Mieszkańcy wioski i urzędnicy gminy jako główną przyczynę zalewania wskazują rodzaj upraw porastających wzgórza nad Strzybnikiem. W czasach kiedy te tereny porastały trawy, szkody po deszczu nie były tak intensywne. Złość zalanych mieszkańców potęguje fakt, że około miesiąc temu miało miejsce identyczne zdarzenie. Wtedy na sesji rady gminy w Rudniku dyskutowano jak zapobiec takim sytuacjom, lecz w rezultacie nie padły żadne konkrety.
– Podobny problem występował w zeszłych latach w Rudniku. Wtedy również wokół wioski rosła kukurydza. Dziś ten problem nie występuje bo zmieniono charakter upraw – mówi wójt Alojzy Pieruszka. Dodaje, że cały czas trwają rozmowy z przedsiębiorstwem Agromax, lecz jak podkreśla, urząd gminy nie ma możliwości wymuszenia na gospodarstwie zmiany upraw. Według urzędników nie ma innego sposobu na zatrzymanie wody z pól.
Prezes Agromaxu Bogusław Berka rzuca inne światło na sytuację. – Strzybnik leży w dolinie i zawsze będzie narażony na zalewanie.
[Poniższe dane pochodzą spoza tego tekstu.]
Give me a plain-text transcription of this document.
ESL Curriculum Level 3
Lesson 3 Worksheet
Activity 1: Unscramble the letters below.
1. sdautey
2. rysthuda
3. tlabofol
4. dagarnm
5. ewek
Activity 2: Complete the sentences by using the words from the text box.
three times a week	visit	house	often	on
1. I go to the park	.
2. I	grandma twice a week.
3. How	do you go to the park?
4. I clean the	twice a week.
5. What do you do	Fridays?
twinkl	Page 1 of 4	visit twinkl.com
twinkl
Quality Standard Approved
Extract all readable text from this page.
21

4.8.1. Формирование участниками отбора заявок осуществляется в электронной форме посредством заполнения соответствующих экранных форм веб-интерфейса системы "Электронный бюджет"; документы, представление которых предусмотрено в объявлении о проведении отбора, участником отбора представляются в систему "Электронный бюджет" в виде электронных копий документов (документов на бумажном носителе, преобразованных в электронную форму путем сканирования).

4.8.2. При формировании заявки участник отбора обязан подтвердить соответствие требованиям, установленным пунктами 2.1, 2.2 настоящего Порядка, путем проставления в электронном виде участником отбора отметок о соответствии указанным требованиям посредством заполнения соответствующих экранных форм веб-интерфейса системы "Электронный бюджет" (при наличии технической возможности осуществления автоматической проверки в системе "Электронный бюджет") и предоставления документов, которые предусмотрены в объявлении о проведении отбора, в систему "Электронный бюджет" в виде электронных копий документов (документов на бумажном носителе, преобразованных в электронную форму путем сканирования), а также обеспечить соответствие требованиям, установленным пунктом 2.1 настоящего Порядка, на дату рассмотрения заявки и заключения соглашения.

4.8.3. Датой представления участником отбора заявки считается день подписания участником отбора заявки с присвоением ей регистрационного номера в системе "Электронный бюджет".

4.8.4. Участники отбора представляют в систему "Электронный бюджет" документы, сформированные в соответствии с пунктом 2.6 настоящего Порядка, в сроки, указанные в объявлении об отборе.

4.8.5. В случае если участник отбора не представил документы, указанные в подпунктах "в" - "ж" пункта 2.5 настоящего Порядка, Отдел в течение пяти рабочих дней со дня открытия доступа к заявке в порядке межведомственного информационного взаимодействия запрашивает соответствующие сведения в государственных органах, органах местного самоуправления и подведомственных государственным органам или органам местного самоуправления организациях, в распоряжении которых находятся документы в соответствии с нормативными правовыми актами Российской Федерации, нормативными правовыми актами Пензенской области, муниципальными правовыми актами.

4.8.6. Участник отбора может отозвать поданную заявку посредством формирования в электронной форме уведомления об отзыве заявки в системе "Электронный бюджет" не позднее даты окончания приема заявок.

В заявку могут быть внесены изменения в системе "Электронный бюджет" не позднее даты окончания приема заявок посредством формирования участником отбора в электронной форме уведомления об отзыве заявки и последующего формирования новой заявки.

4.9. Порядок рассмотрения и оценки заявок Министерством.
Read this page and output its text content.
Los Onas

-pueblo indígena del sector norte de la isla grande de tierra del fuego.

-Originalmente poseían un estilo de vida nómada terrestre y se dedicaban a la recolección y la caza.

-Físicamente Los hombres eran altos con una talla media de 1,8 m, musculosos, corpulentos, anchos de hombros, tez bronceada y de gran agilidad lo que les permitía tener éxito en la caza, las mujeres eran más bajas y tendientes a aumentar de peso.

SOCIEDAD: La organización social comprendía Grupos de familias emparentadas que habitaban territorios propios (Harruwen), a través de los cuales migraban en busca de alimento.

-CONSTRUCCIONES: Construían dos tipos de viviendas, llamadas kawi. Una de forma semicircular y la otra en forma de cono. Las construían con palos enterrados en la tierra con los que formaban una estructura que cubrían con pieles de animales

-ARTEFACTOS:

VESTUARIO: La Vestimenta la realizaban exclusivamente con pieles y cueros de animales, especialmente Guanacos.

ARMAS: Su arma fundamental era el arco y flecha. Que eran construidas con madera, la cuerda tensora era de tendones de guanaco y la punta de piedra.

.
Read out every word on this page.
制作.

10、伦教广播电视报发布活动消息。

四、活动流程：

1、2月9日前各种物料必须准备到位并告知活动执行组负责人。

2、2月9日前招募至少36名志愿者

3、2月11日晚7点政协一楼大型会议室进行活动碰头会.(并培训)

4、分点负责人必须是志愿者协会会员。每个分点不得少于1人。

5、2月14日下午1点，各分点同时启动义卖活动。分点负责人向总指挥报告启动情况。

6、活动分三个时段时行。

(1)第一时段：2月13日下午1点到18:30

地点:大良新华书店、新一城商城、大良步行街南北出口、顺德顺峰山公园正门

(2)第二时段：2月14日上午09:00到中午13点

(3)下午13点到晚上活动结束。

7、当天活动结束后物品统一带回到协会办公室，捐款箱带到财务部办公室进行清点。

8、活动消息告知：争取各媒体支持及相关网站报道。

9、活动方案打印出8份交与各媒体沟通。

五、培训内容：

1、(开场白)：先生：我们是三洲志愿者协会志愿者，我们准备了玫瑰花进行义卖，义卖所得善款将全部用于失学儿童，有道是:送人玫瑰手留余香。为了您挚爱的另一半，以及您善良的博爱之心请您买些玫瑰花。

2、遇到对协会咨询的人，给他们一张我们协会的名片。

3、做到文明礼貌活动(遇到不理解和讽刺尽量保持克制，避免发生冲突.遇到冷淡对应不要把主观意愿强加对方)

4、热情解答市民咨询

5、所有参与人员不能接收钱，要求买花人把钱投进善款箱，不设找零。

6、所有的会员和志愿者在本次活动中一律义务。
Trudno zapobiec skutkom tak nagłych ulew jakie nawiedziły okolice w ostatnim czasie – mówi i podaje dla porównania zalaną niespodziewanie Warszawę. Prezes wyjaśnia jednocześnie, że rowy i przepusty odbierające wodę ze strzybnickich pól są zbyt wąskie. – Przepust, do którego spływa woda ma tam średnicę maksymalnie 400 mm. To zbyt mało aby przyjął całą wodę, która rozlewa się następnie na ulice wioski. Aby woda znalazła ujście, średnica rur powinna wynosić 1500 mm – podaje.
Agromax już w zeszłym roku miał zabezpieczyć wioskę przed zalewaniem przez budowę wału – zapory. Okazała się ona niewystarczająca i zgodnie z zapewnieniem władz firmy, będzie rozbudowana. – Ponadto kilka domów stoi poniżej poziomu ulic, którymi spływa woda. Dobrze by było zaopatrzyć tamtejszych mieszkańców w worki z piaskiem, aby choć częściowo ich ochronić przed wodą – radzi prezes Berka. – Nie uciekamy od odpowiedzialności. Po takich zdarzeniach wysyłamy naszych ludzi do usuwania szkód, pokrywamy część kosztów całej akcji. Chcemy być dobrym sąsiadem. Nie jest jednak prawdą, że cała wina leży po stronie Agromaxu. W Strzybniku jest wiele do zrobienia, zarówno przez nas jak urzędy gminy i powiatu – tłumaczy wskazując na stan rowów i przepustów, za które odpowiedzialny jest samorząd. Samą uprawę kukurydzy w tym rejonie wyjaśnia potrzebą płodozmianu, czyli rotacją upraw. Nie jest to zdaniem władz firmy główna i jedyna przyczyna zalewania.